The account given by Theophanes of the last days of the Sháh is different. As a general rule it is not prudent to put faith in stories of what occurred in Oriental palaces or prisons, but owing to the special circumstances of the case his in­formation may be good in this instance, as it appears to be based on letters written by Heraclius. After the capture of Khusrau Parwíz by the conspirators, he was bound and confined in the “House of Darkness,” which he had himself built as a stronghold for his treasures. Here he was sparingly fed on bread and water for, said Shírwí: “Let him eat the gold that he has vainly amassed, and for whose sake he has starved many, and made the world itself a desert.” Shírwí also sent satraps to revile and spit upon him, had his son Mardásas, whom he had wished to crown, slain before his eyes, and all his other sons as well, sent his enemies to beat and spit upon him, and, after five days of such treatment, had him put to death with arrows. Shírwí then wrote to Heraclius to announce the death of the detested Khusrau Parwíz, arranged terms of peace, released all the captives, and restored the “True Cross.”*

With regard to these latter statements of Theophanes it should be observed that peace was not concluded, and the “True Cross” restored, till after the death of Shírwí.*

According to Tabarí Kubád had Mihr Hurmuzd put to death.*

§ 6. The association of Khusrau Parwíz and Shírín began, it would seem,*

before his accession to the throne, and he reigned for thirty-eight years.

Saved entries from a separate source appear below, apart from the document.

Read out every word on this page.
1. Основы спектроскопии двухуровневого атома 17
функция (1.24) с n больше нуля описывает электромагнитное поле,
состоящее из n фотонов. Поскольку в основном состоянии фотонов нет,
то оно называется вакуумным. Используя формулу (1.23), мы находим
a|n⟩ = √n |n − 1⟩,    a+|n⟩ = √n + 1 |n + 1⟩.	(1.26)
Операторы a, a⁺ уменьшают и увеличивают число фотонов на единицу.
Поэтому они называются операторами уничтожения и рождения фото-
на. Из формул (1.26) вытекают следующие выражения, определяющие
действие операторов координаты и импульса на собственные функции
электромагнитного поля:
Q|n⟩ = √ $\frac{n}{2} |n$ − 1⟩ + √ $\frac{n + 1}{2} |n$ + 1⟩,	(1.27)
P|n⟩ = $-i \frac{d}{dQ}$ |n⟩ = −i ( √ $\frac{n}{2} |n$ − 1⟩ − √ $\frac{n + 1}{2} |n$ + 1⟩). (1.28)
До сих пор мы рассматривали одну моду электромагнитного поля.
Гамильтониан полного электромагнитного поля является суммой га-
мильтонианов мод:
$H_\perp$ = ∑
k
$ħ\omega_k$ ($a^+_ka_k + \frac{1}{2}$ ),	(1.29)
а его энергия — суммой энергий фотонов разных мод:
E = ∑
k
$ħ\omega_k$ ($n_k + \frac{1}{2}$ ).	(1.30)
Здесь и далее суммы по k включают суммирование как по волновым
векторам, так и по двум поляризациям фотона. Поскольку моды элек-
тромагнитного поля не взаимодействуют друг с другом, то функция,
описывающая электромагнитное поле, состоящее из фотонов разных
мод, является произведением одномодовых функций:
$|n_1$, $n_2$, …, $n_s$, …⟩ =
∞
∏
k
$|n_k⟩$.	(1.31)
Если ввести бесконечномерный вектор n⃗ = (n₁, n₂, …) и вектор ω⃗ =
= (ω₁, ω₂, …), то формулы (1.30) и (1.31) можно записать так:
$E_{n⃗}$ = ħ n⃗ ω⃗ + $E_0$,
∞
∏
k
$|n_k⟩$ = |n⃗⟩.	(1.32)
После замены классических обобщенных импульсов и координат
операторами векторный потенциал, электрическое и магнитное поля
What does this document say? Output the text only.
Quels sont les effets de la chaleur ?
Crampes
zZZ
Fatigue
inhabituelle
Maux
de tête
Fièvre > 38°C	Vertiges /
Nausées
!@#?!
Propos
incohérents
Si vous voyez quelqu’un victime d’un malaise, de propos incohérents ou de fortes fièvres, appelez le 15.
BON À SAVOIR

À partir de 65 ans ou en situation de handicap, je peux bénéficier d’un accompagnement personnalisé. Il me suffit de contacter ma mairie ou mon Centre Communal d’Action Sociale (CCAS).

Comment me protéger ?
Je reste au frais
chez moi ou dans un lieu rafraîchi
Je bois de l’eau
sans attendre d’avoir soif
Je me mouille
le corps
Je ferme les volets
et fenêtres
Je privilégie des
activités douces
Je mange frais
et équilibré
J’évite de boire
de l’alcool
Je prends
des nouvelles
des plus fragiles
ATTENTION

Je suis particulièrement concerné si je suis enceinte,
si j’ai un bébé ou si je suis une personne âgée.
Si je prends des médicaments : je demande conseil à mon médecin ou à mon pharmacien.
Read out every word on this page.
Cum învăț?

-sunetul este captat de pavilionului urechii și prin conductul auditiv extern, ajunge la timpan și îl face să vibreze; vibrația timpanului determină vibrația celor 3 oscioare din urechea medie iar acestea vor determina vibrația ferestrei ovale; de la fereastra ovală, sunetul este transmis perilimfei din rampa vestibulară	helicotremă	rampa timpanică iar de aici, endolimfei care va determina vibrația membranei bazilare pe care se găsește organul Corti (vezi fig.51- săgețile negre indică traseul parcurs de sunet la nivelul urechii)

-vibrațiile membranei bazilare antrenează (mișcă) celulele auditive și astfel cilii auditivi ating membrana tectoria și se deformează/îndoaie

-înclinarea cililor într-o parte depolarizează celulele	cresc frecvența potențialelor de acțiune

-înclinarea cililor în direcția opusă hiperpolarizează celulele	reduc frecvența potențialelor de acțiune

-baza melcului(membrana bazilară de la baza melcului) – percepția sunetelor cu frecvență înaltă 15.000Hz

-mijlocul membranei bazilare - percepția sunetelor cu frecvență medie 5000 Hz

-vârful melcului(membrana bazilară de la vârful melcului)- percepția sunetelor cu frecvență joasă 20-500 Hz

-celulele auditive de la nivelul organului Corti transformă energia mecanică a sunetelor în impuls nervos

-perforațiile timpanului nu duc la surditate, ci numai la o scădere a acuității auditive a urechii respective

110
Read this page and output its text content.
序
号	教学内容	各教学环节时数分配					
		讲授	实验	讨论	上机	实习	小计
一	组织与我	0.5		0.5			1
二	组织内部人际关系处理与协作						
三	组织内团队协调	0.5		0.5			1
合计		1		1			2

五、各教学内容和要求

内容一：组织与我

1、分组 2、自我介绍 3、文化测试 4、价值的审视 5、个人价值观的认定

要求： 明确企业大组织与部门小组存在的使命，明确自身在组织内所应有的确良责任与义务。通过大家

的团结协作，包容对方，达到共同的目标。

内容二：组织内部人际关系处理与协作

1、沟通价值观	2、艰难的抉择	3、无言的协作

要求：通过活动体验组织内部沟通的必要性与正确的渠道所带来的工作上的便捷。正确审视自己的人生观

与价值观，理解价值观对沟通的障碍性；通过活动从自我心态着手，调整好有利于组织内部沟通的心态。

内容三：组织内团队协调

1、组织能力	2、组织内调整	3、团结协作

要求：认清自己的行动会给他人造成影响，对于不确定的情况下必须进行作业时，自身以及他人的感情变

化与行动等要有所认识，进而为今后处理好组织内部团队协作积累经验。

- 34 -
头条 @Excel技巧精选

If Shírwí really wished to marry Shírín it must have been for political motives and because she had been so much in his father's confidence and might furnish useful information. For a son to marry his father's wives was, according to Persian ideas, quite the correct procedure in the circumstances.

Kubád is said to have been bitterly reproached by his two sisters, Púrándukht and Ázarmdukht, for his share in the deaths of his father and brothers, and to have suffered much from sickness and remorse. He died at Dastagird, but from what cause is uncertain.*

The plague was very virulent at the time. Poison was often made to account for what was really due to disease.